Si, a priori, entrepreneuriat et service public ne font pas bon ménage, cela est en train de changer. Depuis 2015, la DiNum (direction interministérielle du numérique) s’active pour aider les administrations publiques à construire des services numériques pour répondre aux besoins des citoyens via l’intrapreneuriat. Ainsi, tout agent public qui a une idée pour améliorer un service peut pitcher sa solution au réseau d’incubateurs répandu dans les différents ministères français.
C’est ce que la DiNum appelle l’approche 'Startup d’État' . " Nous voulons faire en sorte que les produits et services développés via Beta.gouv soient construits avec la même logique et les mêmes méthodes agiles que dans les startups privées, explique Ishan Bhojwani, responsable des opérations de ce programme. Beta.gouv est une sorte de startup studio au sein de l’État. " Et qui de mieux que les acteurs de terrain - donc les agents publics - pour cibler les pistes d’amélioration des différents services ?
Des incubateurs dans les ministères
En deux ans d’existence, l’incubateur de la DiNum, qui centralisait toutes les startups d’État créées, à l’image de mesaides.gouv.fr - depuis devenu ‘Aides Jeunes’ - était victime de son succès. " En 2017, on a commencé à se dire que, si on continuait à ce rythme, nous allions devenir une grosse structure. Ce qui, par définition, suppose de créer des process et ralentit les rythmes d’avancement ", se souvient le responsable de Beta.gouv. Ni une, ni deux, le programme a donc décidé d’accompagner l'ensemble des ministères pour qu’ils créent leur propre incubateur, afin de répondre à leurs besoins respectifs. " Il ne manque plus qu’un incubateur à l’Éducation nationale et au ministère de l’Agriculture, même si des projets se développent déjà à la DiNum sur ces thèmes ", rappelle Ishan Bhojwani.
Et les chiffres divulgués dans le bilan 2021 de Beta.gouv semblent confirmer l’évolution croissante de ce programme au sein de l’État. Si la communauté de membres actifs et investis dans ce projet était de 30 personnes en 2016, il compte 777 membres en 2021 - soit 45 % de plus qu’en 2020 (417 personnes). Sur l’année passée, 180 nouveaux intrapreneurs ont été embarqués dans cette aventure.
Pour doper la progression du programme et faire émerger des projets prometteurs, la DiNum a engagé un budget de près de 7 millions d’euros pour Beta.gouv.

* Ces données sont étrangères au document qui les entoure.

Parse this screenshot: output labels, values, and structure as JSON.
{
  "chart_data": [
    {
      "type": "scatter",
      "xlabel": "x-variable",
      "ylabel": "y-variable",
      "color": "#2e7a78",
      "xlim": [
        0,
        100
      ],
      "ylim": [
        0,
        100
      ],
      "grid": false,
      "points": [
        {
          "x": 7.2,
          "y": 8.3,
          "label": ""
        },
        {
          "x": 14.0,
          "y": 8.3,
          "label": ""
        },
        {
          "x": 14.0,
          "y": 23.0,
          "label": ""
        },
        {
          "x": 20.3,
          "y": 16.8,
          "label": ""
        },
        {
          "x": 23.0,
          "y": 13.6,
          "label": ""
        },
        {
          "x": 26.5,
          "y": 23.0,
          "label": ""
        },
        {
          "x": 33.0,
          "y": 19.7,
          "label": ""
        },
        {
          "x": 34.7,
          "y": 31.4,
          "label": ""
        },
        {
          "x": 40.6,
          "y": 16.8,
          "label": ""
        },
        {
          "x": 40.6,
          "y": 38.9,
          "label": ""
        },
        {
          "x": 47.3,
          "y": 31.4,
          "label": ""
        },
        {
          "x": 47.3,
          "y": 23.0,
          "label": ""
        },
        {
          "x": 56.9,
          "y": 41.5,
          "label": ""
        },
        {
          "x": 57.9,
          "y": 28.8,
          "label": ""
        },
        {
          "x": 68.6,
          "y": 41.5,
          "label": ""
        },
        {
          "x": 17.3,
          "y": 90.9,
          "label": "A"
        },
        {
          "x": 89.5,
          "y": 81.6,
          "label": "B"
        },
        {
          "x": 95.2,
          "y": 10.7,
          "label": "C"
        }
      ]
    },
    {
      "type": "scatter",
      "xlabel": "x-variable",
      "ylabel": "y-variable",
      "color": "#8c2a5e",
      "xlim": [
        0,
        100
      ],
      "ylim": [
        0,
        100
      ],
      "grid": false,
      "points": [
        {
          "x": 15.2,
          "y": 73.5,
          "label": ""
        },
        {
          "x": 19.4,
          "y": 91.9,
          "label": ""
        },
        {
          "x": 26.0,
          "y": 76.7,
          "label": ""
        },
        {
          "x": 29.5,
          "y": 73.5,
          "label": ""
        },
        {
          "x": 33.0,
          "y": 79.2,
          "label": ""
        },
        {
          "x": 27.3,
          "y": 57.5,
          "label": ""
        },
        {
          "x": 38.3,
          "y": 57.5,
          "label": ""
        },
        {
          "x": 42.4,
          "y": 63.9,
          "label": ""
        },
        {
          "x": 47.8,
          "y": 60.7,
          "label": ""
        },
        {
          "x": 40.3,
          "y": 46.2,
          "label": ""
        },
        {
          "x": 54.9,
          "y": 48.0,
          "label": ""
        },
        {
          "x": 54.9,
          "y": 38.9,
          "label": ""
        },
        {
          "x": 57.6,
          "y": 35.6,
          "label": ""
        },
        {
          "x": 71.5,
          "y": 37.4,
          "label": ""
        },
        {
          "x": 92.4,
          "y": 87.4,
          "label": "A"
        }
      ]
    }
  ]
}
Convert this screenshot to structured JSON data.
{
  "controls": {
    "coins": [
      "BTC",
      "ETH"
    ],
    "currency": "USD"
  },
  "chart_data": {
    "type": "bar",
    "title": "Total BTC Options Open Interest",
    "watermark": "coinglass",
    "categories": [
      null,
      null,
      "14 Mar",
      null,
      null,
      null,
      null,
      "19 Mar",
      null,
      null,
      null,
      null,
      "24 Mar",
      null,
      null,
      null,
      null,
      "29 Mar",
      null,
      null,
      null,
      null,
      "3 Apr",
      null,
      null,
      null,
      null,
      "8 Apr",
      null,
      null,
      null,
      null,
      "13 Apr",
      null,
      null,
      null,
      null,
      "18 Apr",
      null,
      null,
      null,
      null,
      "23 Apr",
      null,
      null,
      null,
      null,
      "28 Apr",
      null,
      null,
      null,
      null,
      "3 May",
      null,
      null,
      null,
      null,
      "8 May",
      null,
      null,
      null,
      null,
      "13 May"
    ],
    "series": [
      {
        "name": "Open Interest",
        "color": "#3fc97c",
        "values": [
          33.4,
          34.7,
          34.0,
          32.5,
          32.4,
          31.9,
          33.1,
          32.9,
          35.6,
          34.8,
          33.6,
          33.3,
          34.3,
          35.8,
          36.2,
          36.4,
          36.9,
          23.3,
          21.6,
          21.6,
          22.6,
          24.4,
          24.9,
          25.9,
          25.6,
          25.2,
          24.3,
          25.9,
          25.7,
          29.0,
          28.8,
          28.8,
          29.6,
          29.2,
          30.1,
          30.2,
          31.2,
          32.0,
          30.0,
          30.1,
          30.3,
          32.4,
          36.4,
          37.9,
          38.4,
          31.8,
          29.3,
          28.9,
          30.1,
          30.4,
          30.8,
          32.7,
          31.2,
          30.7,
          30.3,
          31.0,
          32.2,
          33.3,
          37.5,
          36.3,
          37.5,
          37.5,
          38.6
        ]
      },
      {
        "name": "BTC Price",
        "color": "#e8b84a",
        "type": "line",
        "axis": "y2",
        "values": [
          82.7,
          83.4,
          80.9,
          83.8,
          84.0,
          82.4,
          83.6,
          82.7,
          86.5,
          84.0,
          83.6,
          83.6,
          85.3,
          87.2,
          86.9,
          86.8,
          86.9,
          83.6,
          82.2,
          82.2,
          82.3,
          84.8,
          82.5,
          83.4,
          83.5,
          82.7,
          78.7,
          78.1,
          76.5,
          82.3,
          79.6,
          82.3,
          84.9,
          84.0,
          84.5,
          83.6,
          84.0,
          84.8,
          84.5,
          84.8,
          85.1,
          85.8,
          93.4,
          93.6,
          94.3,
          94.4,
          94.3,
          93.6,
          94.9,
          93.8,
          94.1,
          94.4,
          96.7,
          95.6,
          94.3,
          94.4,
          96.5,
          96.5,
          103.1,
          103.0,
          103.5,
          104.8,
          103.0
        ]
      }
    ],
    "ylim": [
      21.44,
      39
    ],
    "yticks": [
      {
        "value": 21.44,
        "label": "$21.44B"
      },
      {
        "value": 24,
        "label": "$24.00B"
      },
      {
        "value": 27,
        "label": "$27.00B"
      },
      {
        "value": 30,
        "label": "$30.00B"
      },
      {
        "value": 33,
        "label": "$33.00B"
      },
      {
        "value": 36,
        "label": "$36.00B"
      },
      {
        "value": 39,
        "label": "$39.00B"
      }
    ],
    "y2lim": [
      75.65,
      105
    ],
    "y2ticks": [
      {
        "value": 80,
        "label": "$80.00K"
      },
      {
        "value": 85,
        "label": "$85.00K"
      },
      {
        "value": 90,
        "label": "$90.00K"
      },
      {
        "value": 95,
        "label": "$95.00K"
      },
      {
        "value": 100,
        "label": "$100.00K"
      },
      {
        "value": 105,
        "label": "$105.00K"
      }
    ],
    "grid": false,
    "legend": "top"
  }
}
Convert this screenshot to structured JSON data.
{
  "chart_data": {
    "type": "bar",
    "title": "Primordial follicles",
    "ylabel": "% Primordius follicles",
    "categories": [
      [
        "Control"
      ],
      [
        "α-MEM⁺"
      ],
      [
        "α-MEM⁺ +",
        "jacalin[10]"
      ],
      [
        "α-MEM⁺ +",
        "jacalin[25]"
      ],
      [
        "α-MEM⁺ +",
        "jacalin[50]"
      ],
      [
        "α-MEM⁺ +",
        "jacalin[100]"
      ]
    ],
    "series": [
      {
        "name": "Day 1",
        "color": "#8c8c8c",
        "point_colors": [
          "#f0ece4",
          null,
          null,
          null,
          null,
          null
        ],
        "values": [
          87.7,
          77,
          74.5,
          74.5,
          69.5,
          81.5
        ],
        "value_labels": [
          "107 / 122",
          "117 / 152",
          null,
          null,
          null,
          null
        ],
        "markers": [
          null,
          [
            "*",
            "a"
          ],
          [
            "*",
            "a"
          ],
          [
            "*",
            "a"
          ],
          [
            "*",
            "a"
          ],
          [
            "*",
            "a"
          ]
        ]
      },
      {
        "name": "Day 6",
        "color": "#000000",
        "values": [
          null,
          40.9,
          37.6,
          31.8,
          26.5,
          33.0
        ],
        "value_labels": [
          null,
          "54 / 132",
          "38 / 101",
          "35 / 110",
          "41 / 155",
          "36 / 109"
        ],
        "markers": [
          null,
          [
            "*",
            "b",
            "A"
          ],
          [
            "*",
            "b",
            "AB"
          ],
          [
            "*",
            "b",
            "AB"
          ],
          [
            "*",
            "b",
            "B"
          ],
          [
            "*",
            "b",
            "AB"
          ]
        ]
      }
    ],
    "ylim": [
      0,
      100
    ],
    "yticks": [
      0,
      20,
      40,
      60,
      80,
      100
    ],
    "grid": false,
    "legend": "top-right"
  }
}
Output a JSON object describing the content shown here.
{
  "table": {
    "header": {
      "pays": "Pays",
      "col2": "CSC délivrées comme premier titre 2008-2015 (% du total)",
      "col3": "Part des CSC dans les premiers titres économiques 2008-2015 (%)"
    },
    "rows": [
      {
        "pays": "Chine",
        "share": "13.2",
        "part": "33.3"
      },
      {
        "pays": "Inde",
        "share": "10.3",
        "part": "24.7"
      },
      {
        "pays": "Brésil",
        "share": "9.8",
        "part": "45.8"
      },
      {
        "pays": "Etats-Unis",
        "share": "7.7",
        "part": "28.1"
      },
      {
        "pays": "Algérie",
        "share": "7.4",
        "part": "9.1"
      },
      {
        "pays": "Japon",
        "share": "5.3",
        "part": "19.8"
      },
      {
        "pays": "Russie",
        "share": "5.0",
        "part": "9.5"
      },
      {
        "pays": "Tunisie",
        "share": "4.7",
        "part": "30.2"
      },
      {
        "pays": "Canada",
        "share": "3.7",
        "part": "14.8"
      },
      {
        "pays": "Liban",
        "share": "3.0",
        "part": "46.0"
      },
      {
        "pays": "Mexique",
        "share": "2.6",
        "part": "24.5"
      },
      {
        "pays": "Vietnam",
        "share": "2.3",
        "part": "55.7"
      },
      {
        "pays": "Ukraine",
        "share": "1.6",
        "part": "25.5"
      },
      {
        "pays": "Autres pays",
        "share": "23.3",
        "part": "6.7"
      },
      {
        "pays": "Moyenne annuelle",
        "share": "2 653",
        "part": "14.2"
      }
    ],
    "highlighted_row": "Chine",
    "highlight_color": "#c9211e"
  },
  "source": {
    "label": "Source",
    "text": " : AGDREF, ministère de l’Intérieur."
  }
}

La grande majorité de cette somme est allouée au Fast (Fonds d’accélération des Startups d’État) qui finance les pépites qu’il estime les plus prometteuses. " Lancé en 2019, ce fonds nous permet de faire levier pour aider les meilleures startups à passer à l’échelle, poursuit le responsable du programme. Nous avons, par exemple, aidé cette année Wikicarbone, une solution qui permet aux industriels de calculer l’estimation de l’impact carbone de leur production textile, ce qu'ils ont des difficultés à faire seuls. "
" Si, dans ce milieu public, il faut réussir à concilier contraintes administratives et innovation, notre but est de développer des services à impact national, qui puissent toucher des millions de personnes et répondent à des standards de qualité élevés ", insiste Ishan Bhojwani. Et ce, même dans l’urgence : l’année dernière, Beta.gouv a rapidement mis en place une équipe pour répondre à la demande pressante du gouvernement de création d’une plateforme pour mettre en place le ‘chèque psy étudiant’ , ce dispositif qui permet aux jeunes d’accéder gratuitement à des consultations avec des psychologues si besoin. " Ça a été un grand succès pour nous, parce qu’on a créé et pérennisé la plateforme en moins de trois semaines ", se réjouit-il.
50 startups d’État créées en 2021
Pour le responsable du programme, c’est mission accomplie pour le bilan de l’année 2021. " Nous avons réussi à diffuser notre approche au sein de nouveaux ministères, comme celui de la Justice ou des Affaires étrangères. Ce qui prouve qu’on arrive progressivement à mettre en place le réflexe de startup d’État au sein de l’administration publique ", avance-il. Beta.gouv a aussi lancé 50 startups d’État et investigué 115 problèmes à travers les propositions des intrapreneurs disséminés dans les différents territoires et services publics.
Mais quels objectifs pour 2022 ? " On veut poursuivre dans l’intégration de notre approche dans les ministères, que les startups d’État ne soient plus perçues comme des objets d’innovation, mais comme démarches naturelles pour répondre à des besoins ", répond Ishan Bhojwani. Autre challenge, et pas des moindres en vue de la guerre des talents qui se joue déjà dans les entreprises privées : arriver à convaincre des experts du numérique de venir travailler dans le service public. Ce programme va donc devoir trouver de solides arguments face aux salaires de plus en plus élevés proposés par les startups pour attirer les profils convoités.